Country of origin: United States
Bengal breeder Judee Frank managed to crossbreed a Serval and domestic cat, producing the first Savannah (named Savannah) on April 7, 1986. Judee Frank’s Savannah attracted the interest of Patrick Kelly, who had been interested in exotic looking domestic cats for many years and purchased one of Savannah's kittens in 1989. Patrick Kelly’s enthusiasm and vision for establishing a new domestic breed based on the Serval / domestic Cat cross prompted him to research what steps would be needed to be recognized and accepted by an official feline registry. Armed with that information, obtained from Leslie Bowers at TICA, Patrick approached numerous breeders of Servals and encouraged them to attempt the development of this new breed. Initially, no breeders were interested. But Patrick persisted and finally convinced one breeder, Joyce Sroufe, to join him in founding the Savannah breed.
Savannahs are considered one of the larger breeds of domesticated cats. Their tall and slim build gives Savannahs the appearance of greater size than their actual weight. F1 hybrid and F2 hybrids are usually the largest, due to the stronger genetic influence of the African Serval ancestor. Male Savannahs tend to be larger than females. Early generation Savannahs may weigh 10 to 25 lbs. Size is also very dependent on generation and sex, with F1 male cats usually being the largest. Later generation Savannahs are usually between 8-17 lbs. Because of the random factors in Savannah hybrid genetics, there can be significant variation in size, even in one litter. Some breeders report Savannahs in excess of 30 pounds, with at least one breeder claiming an over 40 pound male.The coat of a Savannah depends a lot on the breed of cat used for the domestic cross. Early generations have some form of dark spotting on a lighter coat, and many breeders employ "wild" looking spotted breeds such as the Bengal and Egyptian Mau for the cross to help preserve these markings in later generations. The International Cat Association (TICA) breed standard calls for brown spotted tabby (cool to warm brown, tan or gold with black or dark brown spots), silver spotted tabby (silver coat with black or dark grey spots), black (black with black spots), and black smoke (black tipped silver with black spots) only. In addition, the Savannah can come in nonstandard variations such as the classic or marble patterns, snow coloration, and blue or other diluted colors derived from domestic sources of cat coat genetics.
Reproduction and genetics
As Savannahs are produced by crossbreeding Servals and domestic cats, each generation of Savannahs is marked with a filial number. For example, the cats produced directly from a Serval/domestic Cat cross are the F1 generation, and they are typically 50% serval (although if a F1 Savannah is used as the domestic parent, the percentage of Serval blood can jump to 75%). The F2 generation, which has a Serval grandparent and is the offspring of the F1 generation, is 25% Serval. The F3 generation has a Serval great grandparent, and is 12.5% Serval.

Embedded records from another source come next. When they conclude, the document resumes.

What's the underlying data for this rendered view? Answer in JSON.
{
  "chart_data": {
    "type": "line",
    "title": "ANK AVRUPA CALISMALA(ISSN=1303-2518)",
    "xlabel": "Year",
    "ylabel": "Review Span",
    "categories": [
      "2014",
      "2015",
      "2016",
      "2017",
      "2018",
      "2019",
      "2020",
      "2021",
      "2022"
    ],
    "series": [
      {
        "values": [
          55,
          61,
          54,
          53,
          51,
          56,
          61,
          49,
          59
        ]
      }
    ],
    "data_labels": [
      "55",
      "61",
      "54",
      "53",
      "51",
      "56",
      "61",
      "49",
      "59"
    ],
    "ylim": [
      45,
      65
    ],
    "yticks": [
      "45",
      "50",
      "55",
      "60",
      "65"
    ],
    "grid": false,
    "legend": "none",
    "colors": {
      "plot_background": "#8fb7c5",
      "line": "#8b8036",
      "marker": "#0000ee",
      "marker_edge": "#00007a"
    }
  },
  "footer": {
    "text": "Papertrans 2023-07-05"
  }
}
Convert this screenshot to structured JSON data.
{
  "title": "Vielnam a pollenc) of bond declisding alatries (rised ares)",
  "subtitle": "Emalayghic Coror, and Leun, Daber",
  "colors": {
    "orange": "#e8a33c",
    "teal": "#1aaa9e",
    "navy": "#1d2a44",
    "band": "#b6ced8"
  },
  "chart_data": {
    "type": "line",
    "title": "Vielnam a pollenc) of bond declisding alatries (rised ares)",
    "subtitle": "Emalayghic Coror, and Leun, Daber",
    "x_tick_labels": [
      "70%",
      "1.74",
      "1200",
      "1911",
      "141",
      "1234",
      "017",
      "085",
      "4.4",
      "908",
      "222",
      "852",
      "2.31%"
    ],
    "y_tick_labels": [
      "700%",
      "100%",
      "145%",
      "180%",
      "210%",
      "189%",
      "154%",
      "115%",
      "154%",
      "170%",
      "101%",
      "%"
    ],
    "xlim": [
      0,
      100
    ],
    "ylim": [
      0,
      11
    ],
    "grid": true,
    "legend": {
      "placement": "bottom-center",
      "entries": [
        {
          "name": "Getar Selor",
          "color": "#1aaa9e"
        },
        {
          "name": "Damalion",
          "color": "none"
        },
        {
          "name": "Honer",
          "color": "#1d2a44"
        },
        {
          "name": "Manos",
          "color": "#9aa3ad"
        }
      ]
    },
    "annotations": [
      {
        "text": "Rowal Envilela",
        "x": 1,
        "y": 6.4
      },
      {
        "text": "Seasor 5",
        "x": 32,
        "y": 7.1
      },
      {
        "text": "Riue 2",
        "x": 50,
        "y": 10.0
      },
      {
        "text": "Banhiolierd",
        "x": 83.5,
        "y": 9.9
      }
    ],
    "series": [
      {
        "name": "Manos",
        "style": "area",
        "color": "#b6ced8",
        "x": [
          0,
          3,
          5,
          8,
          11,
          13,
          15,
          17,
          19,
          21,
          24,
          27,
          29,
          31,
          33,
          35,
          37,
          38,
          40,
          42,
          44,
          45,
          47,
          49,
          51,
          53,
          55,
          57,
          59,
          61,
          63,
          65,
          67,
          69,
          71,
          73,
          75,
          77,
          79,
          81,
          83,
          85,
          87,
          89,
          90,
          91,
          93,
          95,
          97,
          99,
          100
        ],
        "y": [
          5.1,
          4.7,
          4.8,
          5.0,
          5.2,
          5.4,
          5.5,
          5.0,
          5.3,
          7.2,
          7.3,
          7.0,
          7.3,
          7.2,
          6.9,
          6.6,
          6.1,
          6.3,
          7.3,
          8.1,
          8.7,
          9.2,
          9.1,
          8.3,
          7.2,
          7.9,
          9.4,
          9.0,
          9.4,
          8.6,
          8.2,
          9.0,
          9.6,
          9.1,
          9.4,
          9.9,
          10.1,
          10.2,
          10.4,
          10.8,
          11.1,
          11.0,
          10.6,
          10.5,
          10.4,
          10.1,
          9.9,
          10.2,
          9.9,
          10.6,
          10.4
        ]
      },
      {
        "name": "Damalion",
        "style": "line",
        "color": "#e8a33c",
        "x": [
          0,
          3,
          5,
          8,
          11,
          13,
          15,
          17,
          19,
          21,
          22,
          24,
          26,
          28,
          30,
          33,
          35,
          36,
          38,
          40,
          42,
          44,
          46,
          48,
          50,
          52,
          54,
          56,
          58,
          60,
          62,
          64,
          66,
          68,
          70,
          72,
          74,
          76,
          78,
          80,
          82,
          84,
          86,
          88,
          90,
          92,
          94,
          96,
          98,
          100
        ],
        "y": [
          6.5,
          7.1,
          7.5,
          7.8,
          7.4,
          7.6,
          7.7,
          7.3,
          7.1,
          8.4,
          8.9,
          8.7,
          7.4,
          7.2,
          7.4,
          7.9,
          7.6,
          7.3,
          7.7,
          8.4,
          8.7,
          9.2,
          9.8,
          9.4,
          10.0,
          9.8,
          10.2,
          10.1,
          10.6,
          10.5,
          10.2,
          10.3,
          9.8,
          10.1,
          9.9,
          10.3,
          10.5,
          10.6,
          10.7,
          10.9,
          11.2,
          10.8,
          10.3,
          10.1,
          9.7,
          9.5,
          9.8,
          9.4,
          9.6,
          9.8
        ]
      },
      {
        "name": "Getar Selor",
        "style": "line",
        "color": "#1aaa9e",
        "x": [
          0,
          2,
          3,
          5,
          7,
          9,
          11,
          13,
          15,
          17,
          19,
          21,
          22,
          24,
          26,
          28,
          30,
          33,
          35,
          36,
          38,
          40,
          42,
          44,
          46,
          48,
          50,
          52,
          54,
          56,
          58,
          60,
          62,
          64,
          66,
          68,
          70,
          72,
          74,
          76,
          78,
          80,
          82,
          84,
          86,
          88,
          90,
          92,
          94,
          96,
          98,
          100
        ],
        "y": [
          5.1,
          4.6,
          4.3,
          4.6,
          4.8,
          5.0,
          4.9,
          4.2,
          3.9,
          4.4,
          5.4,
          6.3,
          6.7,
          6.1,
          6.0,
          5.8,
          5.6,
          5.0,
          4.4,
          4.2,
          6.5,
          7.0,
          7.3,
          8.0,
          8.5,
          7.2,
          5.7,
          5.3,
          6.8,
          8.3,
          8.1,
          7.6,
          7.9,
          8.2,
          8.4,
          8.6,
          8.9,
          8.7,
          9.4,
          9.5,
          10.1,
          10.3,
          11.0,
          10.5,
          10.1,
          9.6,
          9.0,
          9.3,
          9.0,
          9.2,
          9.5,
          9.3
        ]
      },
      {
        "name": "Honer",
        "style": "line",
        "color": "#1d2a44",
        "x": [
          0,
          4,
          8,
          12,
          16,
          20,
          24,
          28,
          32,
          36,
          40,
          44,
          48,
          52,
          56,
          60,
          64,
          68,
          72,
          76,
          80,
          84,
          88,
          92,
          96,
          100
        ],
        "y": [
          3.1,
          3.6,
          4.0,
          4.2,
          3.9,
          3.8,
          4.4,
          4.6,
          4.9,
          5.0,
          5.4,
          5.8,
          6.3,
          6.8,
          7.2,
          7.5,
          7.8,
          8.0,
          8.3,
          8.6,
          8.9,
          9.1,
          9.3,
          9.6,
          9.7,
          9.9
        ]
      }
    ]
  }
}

Earlier generation Savannahs are typically more expensive to purchase due to scarcity. A Savannah/Savannah cross may also be referred to by breeders as SVxSV (SV is the TICA code for the Savannah breed), in addition to the filial number.
Savannahs have been described as friendly, assertive, active, playful and interested in dogs and children. They are commonly compared to dogs in their loyalty, and they will follow their owners around the house like a canine. They can also be trained to walk on a leash like a dog, and even fetch.
Savannahs are considered to have hybrid vigor. Different individuals contain different amounts of Serval and of varied domestic cat breeds, and there are currently no established Savannah breed specific health issues.
Some veterinarians have noted that Servals have smaller livers relative to their body size than domestic cats, and some Savannahs inherit this. For this reason, care is advised in prescribing some medications. Lower doses per weight of the cat may be necessary. In addition, the blood values of Savannahs may vary from the typical domestic cat, due to the serval genes.
There is much anecdotal evidence that Savannahs and other domestic hybrids (such as Bengals) do not respond well to anesthesia containing Ketamine. Many Savannah breeders request in their contracts that Ketamine not be used for surgeries.
Some (but not all) experienced Savannah breeders believe strongly that modified live vaccines should not be used on Savannahs, that only killed virus vaccines should be used.
Some breeders state that Savannah cats have no known special care or food requirements, while others recommend a very high quality diet with no grains or by-products. Some recommend a partial or complete raw food diet, with at least 32% protein and no by-products. Servals often require calcium and other supplements (unless fed a natural, complete and raw diet), especially when growing, and some Savannah breeders recommend supplements as well, especially for the earlier generations. Others consider it unnecessary, or even harmful. Issues of Savannah diet are not without controversy, and again, it is best to seek the advice of a veterinarian or exotic cat specialist before feeding a Savannah cat any non-standard diet.
Laws governing ownership of Savannah cats in the United States vary according to state. Most notably, hybrid cats—defined as a domestic / wild species' cross—such as the Savannah are illegal to own as pets in the state of New York as of
2005. The majority of states, however, follow federal and USDA code, which define wild / domesticated Hybrid crosses as domesticated.